- 175 -

ПАСХА В ТЮРЬМЕ

Пасхальная ночь... Москва, сердце России, вся трепещет от радости... Густые волны колокольного звона медным гулом заливают тюрьму: она ведь находится на горе. Пасхальная заутреня должна быть в 12 часов ночи, но она откладывается из-за опасения побегов. Лишь в шесть часов утра, когда стало рассветать, стали выводить нас из камер. Уже не гудела Москва, а только звенели в коридорах

 

- 176 -

связками ключей наши телохранители. Народу, как всегда бывает на Пасху, пришло много. С воли прислали пасхальные архиерейские ризы, сверкающие серебром и золотом.

Митрополит Кирилл, весь сияющий, в тяжелой парче, кадит... посылая во все стороны не только фимиам, но и клубы пламени, вырывающиеся из кадильницы. В руке у него красные пасхальные свечи...
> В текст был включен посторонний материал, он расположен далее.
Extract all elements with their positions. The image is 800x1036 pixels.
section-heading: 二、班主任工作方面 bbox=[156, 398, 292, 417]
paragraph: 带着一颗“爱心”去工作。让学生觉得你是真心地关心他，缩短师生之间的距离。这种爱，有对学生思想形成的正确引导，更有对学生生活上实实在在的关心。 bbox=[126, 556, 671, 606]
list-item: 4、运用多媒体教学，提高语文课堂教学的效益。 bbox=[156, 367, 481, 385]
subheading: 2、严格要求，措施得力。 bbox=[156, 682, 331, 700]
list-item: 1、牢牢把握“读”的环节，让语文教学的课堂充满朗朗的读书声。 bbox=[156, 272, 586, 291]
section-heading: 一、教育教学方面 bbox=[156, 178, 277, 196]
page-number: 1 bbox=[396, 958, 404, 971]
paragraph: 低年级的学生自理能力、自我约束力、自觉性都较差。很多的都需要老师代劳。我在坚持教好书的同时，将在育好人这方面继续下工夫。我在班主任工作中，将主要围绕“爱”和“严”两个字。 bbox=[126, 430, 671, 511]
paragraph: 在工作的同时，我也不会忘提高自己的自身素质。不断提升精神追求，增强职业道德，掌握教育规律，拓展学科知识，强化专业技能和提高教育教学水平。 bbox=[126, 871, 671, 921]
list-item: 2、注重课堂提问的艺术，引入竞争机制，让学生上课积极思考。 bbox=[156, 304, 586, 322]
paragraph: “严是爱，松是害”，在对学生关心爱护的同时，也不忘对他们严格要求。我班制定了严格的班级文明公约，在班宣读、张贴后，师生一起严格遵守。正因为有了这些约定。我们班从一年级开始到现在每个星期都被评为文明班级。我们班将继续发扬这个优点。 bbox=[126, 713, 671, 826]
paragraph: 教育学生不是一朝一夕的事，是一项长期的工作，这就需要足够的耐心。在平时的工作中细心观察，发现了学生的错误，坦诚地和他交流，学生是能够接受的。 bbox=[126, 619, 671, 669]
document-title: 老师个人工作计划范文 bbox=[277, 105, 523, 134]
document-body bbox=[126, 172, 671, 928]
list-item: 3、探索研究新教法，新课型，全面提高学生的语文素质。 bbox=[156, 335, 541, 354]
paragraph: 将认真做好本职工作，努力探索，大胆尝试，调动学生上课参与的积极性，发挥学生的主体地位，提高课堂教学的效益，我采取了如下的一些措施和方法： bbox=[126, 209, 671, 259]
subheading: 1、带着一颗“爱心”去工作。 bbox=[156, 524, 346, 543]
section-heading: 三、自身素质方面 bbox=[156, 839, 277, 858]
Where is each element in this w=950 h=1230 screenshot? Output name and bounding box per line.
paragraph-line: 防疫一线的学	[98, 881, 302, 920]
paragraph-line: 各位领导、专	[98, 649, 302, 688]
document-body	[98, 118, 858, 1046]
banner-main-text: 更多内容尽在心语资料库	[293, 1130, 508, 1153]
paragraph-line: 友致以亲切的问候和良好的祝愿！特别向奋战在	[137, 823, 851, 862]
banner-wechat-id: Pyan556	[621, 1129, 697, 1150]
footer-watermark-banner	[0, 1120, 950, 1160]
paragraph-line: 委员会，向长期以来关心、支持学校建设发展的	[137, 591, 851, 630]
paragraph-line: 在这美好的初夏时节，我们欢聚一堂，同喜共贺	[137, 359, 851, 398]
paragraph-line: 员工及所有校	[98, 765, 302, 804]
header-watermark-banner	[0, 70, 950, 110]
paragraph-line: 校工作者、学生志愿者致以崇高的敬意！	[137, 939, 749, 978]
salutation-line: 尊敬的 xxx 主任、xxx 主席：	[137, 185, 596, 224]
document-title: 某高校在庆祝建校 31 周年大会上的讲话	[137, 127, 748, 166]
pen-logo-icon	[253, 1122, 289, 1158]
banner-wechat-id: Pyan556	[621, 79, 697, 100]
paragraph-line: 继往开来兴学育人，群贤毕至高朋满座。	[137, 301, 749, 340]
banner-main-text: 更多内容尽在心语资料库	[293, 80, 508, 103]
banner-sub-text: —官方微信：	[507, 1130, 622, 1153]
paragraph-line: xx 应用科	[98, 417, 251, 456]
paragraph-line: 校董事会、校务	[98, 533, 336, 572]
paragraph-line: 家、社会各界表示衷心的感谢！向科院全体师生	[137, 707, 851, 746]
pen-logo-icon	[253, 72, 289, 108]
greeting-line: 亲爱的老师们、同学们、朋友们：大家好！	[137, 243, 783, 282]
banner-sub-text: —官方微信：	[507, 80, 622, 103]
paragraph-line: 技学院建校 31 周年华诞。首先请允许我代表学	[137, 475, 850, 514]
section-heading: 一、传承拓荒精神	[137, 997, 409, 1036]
«Христос воскресе!» «Воистину воскресе!» — разносится гулом под сводами тюремных коридоров. У многих на глазах слезы, хотя здесь преимущественно суровые, ко многому привыкшие мужчины. Читается знаменитая пасхальная речь Иоанна Златоуста, приветствие всем и вся, и тем, кто постился, и тем, кто не постился, и тем, кто пришел в первом часу, и тем, кто пришел в последний, одиннадцатый час...

Вот и куличи и яйца. Они принесены оттуда, с воли... Меня до слез потрясает воспоминание о великой любви, которая особенно в этот день согрела тюрьму и обвила ее холодные, мрачные стены объятиями братской, нежной ласки.

Всю Великую Субботу, с раннего утра, все несли и несли — яйца, куличи, сырные пасхи, цветы, свечи — и все это тогда, когда Москва голодала.

Несли, может быть, последнее, чтобы бросить пасхальную радость и туда, в сырые мрачные казематы.

Итак, многие плакали. «Люби слезы сии» — вспоминается тихое, умиленное слово старца Зосимы. Это были слезы сладкой грусти, граничащей с радостью Воскресения.

Православие в идеале есть религия воскресения — по крайней мере, русское сердце так его исповедует и переживает.

Пасхальный экстаз способен переплавить тоску в радость, мечи в плуги, устранить все стены и перегородки. О, если бы он не ограничивался короткой пасхальной ночью!

Уже день. Мы идем по камерам. Коммунист К., старший надзиратель — очень суровый, стоит у выходной решетки и считает проходящих. Я вдруг подхожу к нему с возгласом: «Христос Воскресе!» — и троекратно его целую. Он не уклоняется, но отвечает вяло, может быть, потому, что занят счетом.

Прихожу к своей камере. Надзиратель нашего коридора, старый служака, сидит на табуретке, скучный такой. «Что вы?» — «Да вот... дежурный. Ни домой, ни в храм сходить!» — «Пойдем к нам разговляться», — говорю я ему, увлекая его к себе в камеру. Пришли еще некоторые соседи. Я раскладываю присланные из дому

 

- 177 -

и от друзей куличи, яйца, зажигаю свечу.

Читаю Евангелие о воскресении Христа, потом молитву своими словами и пасхальную:

«Воскресение Твое, Христе Спасе, ангели поют на небеси, и нас на земли сподоби чистым сердцем Тебе славити».

Все христосуемся между собой, дарю им яйца, по обычаю... Ни тюрьмы, ни надзирателей, ни решеток, ни чекистов нет сегодня: все растаяло и сгинуло в лучах восходящего Солнца Воскресения — есть лишь люди — братья, все грешные и все Богом возлюбленные... Только бы обратились к Нему!

Кончились пасхальные дни. В церковь опять ходит мало народу. Я объяснял это больше всего тем, что не было во время Богослужения проповеди.

Духовенство ответило мне (даже отец Георгий), что проповеди не говорят из опасения, чтобы не запретили Богослужений. Как жаль! Без живого Божьего Слова православие, точнее сказать, все ценное в нем, прекрасное в мечте и созерцании, не может перейти в праводействие; лишь Божье слово рождает души живые; без покаяния и возрождения человека небо не может сочетаться с землей.